The Judgment Itself
The mind's second operation: comparing two ideas and pronouncing their agreement or disagreement. Description, definition, and the three elements of judgment.
Judgment is the mind's second operation: comparing two ideas and pronouncing their agreement or disagreement in Comprehension. When agreement is enunciated the judgment is affirmative; when disagreement, negative. The idea enunciated of another (its subject) is the predicate; judgment is the pronouncement that a subject-idea is or is not contained in the Extension of a predicate-idea as an inferior — illustrated by overlapping circles for 'man' and 'animal.' Three elements enter into every judgment: two ideas in the mind, their comparison, and the mind's pronouncement on their agreement or disagreement — the first two together form the material element, the last the formal element (judgment proper). Sense-judgments, elicited even by brutes or without intellectual advertence, lie outside the scope of Dialectics, which treats only of intellectual judgments made upon ideas.
Book Second — The Judgment
This Book discusses the second operation of the mind, viz., Judgment. It describes, defines and classifies the Judgment. It then considers the Judgment as expressed in the Proposition.
The Book is therefore divided into two Chapters, as follows:
- Chapter I. The Judgment Itself
- Chapter II. The Judgment Expressed
Chapter I — The Judgment Itself
a) Description b) Definition c) Elements
This Chapter describes and defines the second mental operation, viz., the Judgment, and analyzes it in order to study its constituent elements.
The Chapter is not divided into Articles.
a) Description of the Judgment
The mind not only forms ideas; it also compares one idea with another and notices and enunciates their relation as agreement or disagreement. This operation of the mind is the Judgment.

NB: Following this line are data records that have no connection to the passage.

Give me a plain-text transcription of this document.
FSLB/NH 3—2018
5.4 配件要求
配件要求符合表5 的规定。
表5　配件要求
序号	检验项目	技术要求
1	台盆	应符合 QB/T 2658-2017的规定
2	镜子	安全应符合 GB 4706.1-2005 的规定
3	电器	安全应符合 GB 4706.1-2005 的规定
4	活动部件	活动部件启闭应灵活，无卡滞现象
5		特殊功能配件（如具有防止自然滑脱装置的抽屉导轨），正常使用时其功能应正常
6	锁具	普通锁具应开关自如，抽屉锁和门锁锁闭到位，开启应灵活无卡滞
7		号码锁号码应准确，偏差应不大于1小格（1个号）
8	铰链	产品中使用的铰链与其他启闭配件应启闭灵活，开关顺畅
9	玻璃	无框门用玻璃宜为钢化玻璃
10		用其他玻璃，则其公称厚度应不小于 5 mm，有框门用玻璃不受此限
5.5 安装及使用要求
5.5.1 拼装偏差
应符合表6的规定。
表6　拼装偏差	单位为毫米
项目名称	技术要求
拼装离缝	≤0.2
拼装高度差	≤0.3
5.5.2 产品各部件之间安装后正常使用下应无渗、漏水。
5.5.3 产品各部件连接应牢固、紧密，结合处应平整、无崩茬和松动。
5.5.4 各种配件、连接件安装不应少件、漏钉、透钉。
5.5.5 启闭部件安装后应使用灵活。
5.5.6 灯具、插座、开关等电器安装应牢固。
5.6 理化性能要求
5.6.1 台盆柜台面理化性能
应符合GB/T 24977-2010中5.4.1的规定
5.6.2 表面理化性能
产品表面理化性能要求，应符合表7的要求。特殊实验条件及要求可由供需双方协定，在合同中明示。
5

Now how can ideas agree or disagree? Obviously, in their essential make-up, their Comprehension. If the essential notes (Comprehension) of two ideas are precisely the same, these ideas are identical, and are in full agreement. If two ideas are identical up to a certain point, they are in so far in agreement, and beyond that point they are in disagreement. Thus the ideas man and animal agree inasmuch as all the essential notes in the Comprehension of animal (viz., being, subsistent, bodily, living, sentient) are also in the Comprehension of the idea man (which is, being, subsistent, bodily, living, sentient, rational). The agreement of these two ideas can be enunciated by the mind in the judgment, “Man is an animal.” Inasmuch, however, as the ideas also disagree in point of rationality, the mind can enunciate the judgment, “Man is not an irrational animal.”
b) Definition of the Judgment
Judgment is the pronouncement of the mind upon the agreement or disagreement of two ideas.
When agreement is enunciated, the judgment is positive or affirmative. When disagreement is enunciated, the judgment is negative.
The judgment is a pronouncement of the mind; it is a mental enunciation, a predication. When one idea is enunciated of another as its inferior (subject), the idea so enunciated is called the predicate. Thus, judgment may be called the pronouncement of the mind in which a predicate-idea is enunciated of a subject-idea. All this will make clear the following somewhat difficult statement: Judgment is the pronouncement of the mind that one idea (subject) is or is not contained in the Extension of another idea (predicate) as an inferior.
You may illustrate the matter by circles. Draw a circle to indicate the idea animal. Draw another circle, partially overlapping the first, to indicate the idea man. The overlapping area indicates the point in which man and animal agree, and we may say — in so far — that man is an animal, and enunciate this mentally in the judgment, “Man is an animal.” The part of the man-circle which does not overlap, justifies the judgment, “Man is not a brute.” On the other hand, the part of the animal-circle which does not overlap, justifies the judgment, “A brute is not a man.”
c) Elements of the Judgment
Three elements enter into every judgment:
- two ideas in the mind;
- comparison of the two ideas by the mind;
- pronouncement by the mind (predication) on the agreement or disagreement of the two ideas.
The first two of these elements are taken together to constitute the material element of the judgment; the last is the formal element, the judgment proper.
We may mention here in passing that there are such things as sense-judgments. With these Dialectics has nothing to do, for this science treats of intellectual judgments wherein pronouncement is made upon ideas. Sense-judgments may be elicited by brutes, by those of undeveloped mind, and by normal adults acting without intellectual advertence. Thus the judgment that such a being is friendly or unfriendly (that is, is one to be sought after or avoided), that one sound is a summons and another a dismissal, are sense judgments. So also are judgments upon bodily things formed immediately upon sensation, such as “It is raining,” “I feel cold.”
Summary of the Chapter
In this brief Chapter we have learned what is meant by judgment, by the terms subject and predicate, by the term predication or pronouncement of judgment. We have distinguished positive and negative judgments, and have listed the elements of judgment, classifying these as material and formal.